Как показывает данный пример, обращенный в прошлое структуральный анализ делает возможным реконструкцию не только динамики внутренних отношений элементов языка, но и самих элементов языка — по тем следам, которые остаются в языке от структурных отношений исчезнувших элементов. Блестящим образцом такого рода структуральной реконструкции является определение Ф. де Соссюром системы гласных индоевропейских языков[75], проложившей дорогу ларингальной теории. Богатый материал по диахронической фонология (т. е. приложению структурального принципа к фонематическим изменениям) содержится во второй части книги А. Мартине «Принцип экономии в фонетических изменениях»[76]. Собственно, весь научный пафос этой книги составляет тезис о необходимости структурного подхода к эволюционным процессам в языке.

Перечисленные характеристики понятия структуры показывают, по какой линии должно идти отграничение его от понятия системы. В отличие от системы, само образование которой предполагает статическое состояние входящих в нее элементов, структура — понятие динамическое и более широкое, нежели понятие системы. Оно обусловливает не только состояние, но и (это в первую очередь) формы развития элементов, взаимосвязанных в целостном единстве. И именно потому, что язык находится в беспрерывном развитии, что самой формой его существования является развитие, определение языка как структуры дает более правильное и адекватное представление о его истинной природе, чем определение языка через понятие системы.
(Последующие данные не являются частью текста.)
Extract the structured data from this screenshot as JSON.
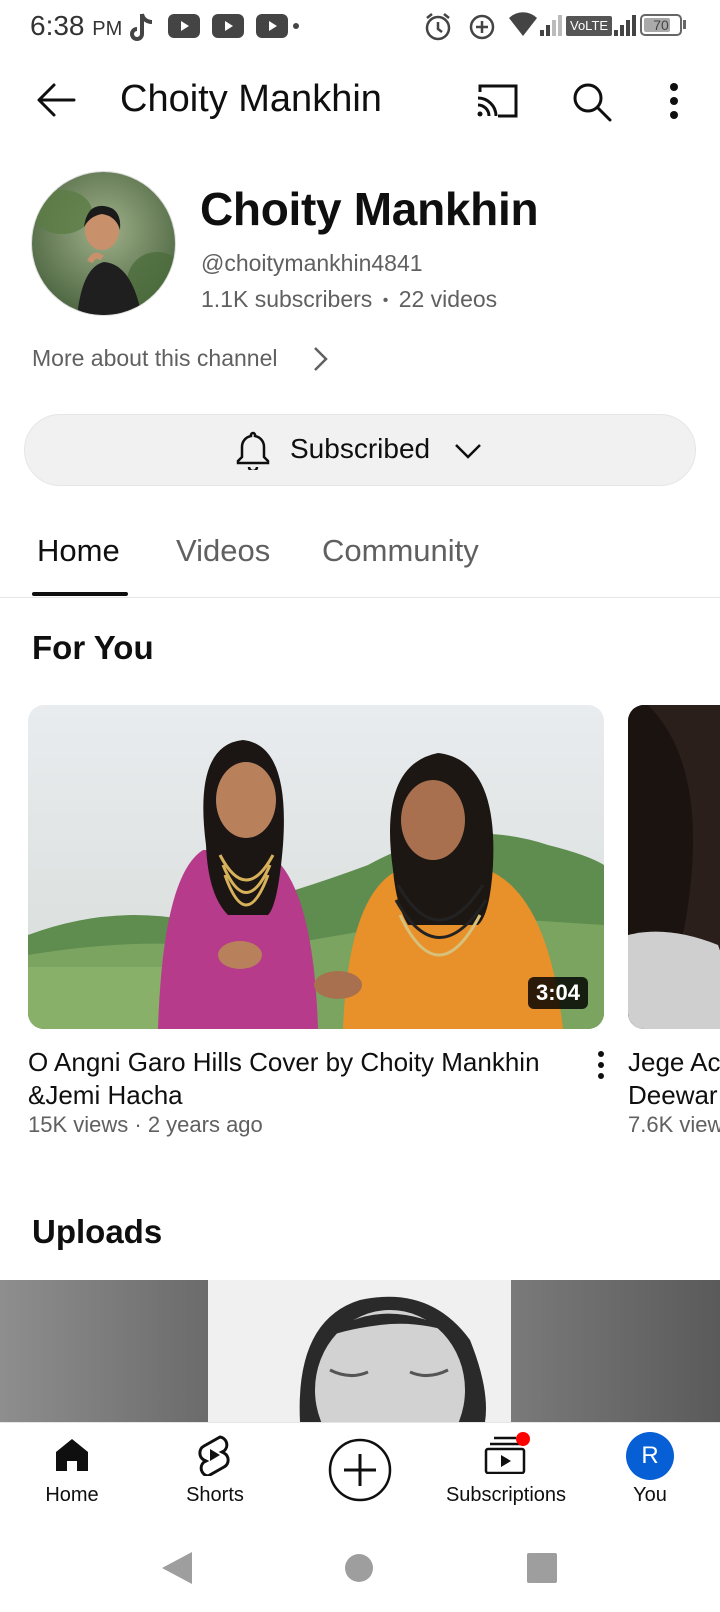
{
  "status_bar": {
    "time": "6:38",
    "ampm": "PM",
    "network_label": "VoLTE",
    "battery": "70"
  },
  "app_bar": {
    "title": "Choity Mankhin",
    "icons": [
      "back-arrow-icon",
      "cast-icon",
      "search-icon",
      "more-vert-icon"
    ]
  },
  "channel": {
    "name": "Choity Mankhin",
    "handle": "@choitymankhin4841",
    "subscribers": "1.1K subscribers",
    "separator": "•",
    "videos": "22 videos",
    "more_about": "More about this channel",
    "subscribe_label": "Subscribed"
  },
  "tabs": [
    {
      "label": "Home",
      "active": true
    },
    {
      "label": "Videos",
      "active": false
    },
    {
      "label": "Community",
      "active": false
    }
  ],
  "for_you": {
    "title": "For You",
    "videos": [
      {
        "title": "O Angni Garo Hills Cover by Choity Mankhin &Jemi Hacha",
        "meta": "15K views · 2 years ago",
        "duration": "3:04"
      },
      {
        "title_line1": "Jege Ac",
        "title_line2": "Deewar",
        "meta": "7.6K view"
      }
    ]
  },
  "uploads": {
    "title": "Uploads"
  },
  "bottom_nav": [
    {
      "label": "Home",
      "icon": "home-icon"
    },
    {
      "label": "Shorts",
      "icon": "shorts-icon"
    },
    {
      "label": "",
      "icon": "create-icon"
    },
    {
      "label": "Subscriptions",
      "icon": "subscriptions-icon"
    },
    {
      "label": "You",
      "icon": "avatar",
      "avatar_letter": "R"
    }
  ],
  "colors": {
    "accent_avatar": "#065fd4",
    "notification_dot": "#ff0000",
    "text_primary": "#0f0f0f",
    "text_secondary": "#606060"
  }
}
В современном зарубежном языкознании ряд языковедов, исходящих в своих теоретических построениях из понятия структуры, отношениям, существующим внутри структуры, приписывают ведущую роль. Их интересуют нереальные элементы, составляющие данную структуру, а только отношения между ними. Первичными для языковедов этого направления являются сами отношения («чистые отношения»), а реальные языковые элементы — вторичными. Роль подобных «вторичных» элементов сводится только к обнаружению отношений. С наибольшей четкостью этот тезис выражен создателем глоссематики — Луи Ельмслевом. «Реальными языковыми единицами, — пишет он, — являются отнюдь не звуки или письменные знаки и не значения; реальными языковыми единицами являются представленные звуками или знаками и значениями элементы соотношений. Суть не в звуках или знаках и значениях, как таковых, а во взаимных соотношениях между ними в речевой цепи и в парадигмах грамматики. Эти именно соотношения и составляют систему языка, и именно эта внутренняя система является характерной для данного языка в отличие от других языков, в то время как проявление языка в звуках, или письменных знаках, или значениях, остается безразличным для самой системы языка и может изменяться без всякого ущерба для системы»[77].
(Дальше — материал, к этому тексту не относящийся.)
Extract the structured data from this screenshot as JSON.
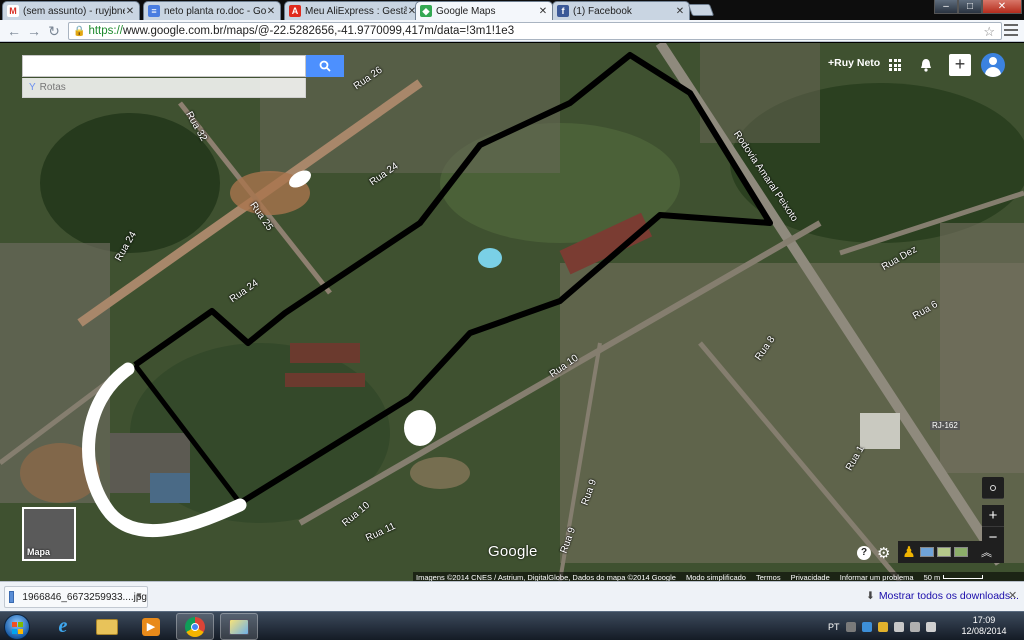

Такое понимание природы языка лишает его всех продуктивных качеств и всех потенций к развитию и фактически находится в полном противоречии с действительным положением вещей. В этом убеждают и приводившиеся выше языковые примеры. Очень веским доказательством неправомерности подобного определения природы языка является и то обстоятельство, что на его основе не удается сделать ни одного описания реального и живого языка (но такие описания, несомненно, возможны для искусственных знаковых систем). Это лишний раз указывает на различия, существующие между языком и знаковыми системами.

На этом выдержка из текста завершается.